Screenshot aus dem Artikel:
Wie Sysadmins RDP effizient mit dem Remote Desktop Connection Manager nutzen
Antwort3
Die ausführlichste Antwort gibt es bereits, vom Fragesteller. Ich möchte nur darauf hinweisen, dass dieses Problem auch auftreten kann, wenn das Betriebssystem des Clientcomputers eine Home-SKU ist, sodass möglicherweise kein lokaler GP-Editor verfügbar ist und auch keine Domänenrichtlinie in Kraft ist. Trotzdem kann sich der Client so verhalten, als ob die Richtlinie, immer nach dem Passwort zu fragen, festgelegt wäre (ich weiß nicht, was diese Standardeinstellung verursacht – vielleicht ein installiertes Programm?).
Dann ist es sinnvoll, die Richtlinienregistrierungseinstellung manuell festzulegen (der MS RDP-Client überprüft sie; Sie finden sie möglicherweise mit einem Tool wie procmon). Sie finden sie hier:
[HKEY_LOCAL_MACHINE\SOFTWARE\Policies\Microsoft\Windows NT\Terminal Services]

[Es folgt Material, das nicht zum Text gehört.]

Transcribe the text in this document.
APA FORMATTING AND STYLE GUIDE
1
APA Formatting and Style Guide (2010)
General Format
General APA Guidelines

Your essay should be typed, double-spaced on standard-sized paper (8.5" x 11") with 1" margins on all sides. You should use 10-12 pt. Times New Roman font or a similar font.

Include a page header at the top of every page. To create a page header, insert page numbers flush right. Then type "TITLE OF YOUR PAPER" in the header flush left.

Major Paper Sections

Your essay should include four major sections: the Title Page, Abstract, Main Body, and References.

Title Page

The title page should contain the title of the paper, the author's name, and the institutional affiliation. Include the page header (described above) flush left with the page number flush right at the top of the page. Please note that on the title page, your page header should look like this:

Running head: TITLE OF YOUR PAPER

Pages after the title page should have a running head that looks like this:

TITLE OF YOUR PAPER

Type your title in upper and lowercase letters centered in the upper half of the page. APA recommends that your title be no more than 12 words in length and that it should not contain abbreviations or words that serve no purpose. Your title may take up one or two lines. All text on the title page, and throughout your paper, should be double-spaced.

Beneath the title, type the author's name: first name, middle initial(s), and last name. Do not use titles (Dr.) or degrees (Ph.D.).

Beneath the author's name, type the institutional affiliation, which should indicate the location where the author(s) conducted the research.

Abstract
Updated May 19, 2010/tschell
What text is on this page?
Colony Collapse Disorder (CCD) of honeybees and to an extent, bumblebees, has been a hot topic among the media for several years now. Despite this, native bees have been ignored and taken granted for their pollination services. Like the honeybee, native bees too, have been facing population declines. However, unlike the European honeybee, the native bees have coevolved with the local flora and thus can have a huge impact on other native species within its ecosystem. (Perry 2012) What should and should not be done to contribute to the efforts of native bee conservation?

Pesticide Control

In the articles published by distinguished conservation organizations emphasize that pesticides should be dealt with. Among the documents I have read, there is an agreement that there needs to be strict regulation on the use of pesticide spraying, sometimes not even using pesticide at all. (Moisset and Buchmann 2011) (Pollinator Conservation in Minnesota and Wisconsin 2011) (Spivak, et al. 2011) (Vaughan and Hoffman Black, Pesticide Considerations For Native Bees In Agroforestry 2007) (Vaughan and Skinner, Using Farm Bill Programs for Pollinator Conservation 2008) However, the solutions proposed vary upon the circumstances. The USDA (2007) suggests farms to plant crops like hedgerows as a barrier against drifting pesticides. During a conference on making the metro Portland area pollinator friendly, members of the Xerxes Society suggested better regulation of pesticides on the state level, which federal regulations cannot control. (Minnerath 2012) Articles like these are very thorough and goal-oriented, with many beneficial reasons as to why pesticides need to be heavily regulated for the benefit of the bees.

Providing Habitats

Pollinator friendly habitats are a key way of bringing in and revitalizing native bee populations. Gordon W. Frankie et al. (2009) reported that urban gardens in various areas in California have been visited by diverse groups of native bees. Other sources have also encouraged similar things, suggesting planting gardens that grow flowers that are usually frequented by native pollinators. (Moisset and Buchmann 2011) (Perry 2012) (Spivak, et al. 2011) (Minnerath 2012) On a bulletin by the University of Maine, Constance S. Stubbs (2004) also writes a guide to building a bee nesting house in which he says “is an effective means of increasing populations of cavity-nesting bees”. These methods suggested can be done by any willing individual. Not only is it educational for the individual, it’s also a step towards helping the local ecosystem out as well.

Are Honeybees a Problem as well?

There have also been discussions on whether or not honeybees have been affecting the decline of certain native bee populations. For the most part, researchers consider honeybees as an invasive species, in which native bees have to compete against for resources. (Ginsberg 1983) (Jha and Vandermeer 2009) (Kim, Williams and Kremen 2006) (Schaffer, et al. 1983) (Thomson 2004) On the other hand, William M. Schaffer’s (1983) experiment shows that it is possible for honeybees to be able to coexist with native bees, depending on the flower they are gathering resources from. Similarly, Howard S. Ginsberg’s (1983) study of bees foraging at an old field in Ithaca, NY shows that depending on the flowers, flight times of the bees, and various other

"PromptForCredsOnClient"=dword:00000000
"DisablePasswordSaving"=dword:00000000
Antwort4
In meinem Fall bestand das Problem darin, dass die *.rdpvon Microsoft Azure heruntergeladene Datei die folgende Zeile enthielt:
prompt for credentials:i:1
Normalerweise würde das Aktivieren von „Anmeldeinformationen speichern“ diese Zeile ändern, aus irgendeinem Grund ist sie jedoch auch als „schreibgeschützt“ gekennzeichnet.
Entfernen Sie die Markierung als „schreibgeschützt“ und ändern Sie die Zeile in
prompt for credentials:i:0
im Editor wurde das Problem behoben.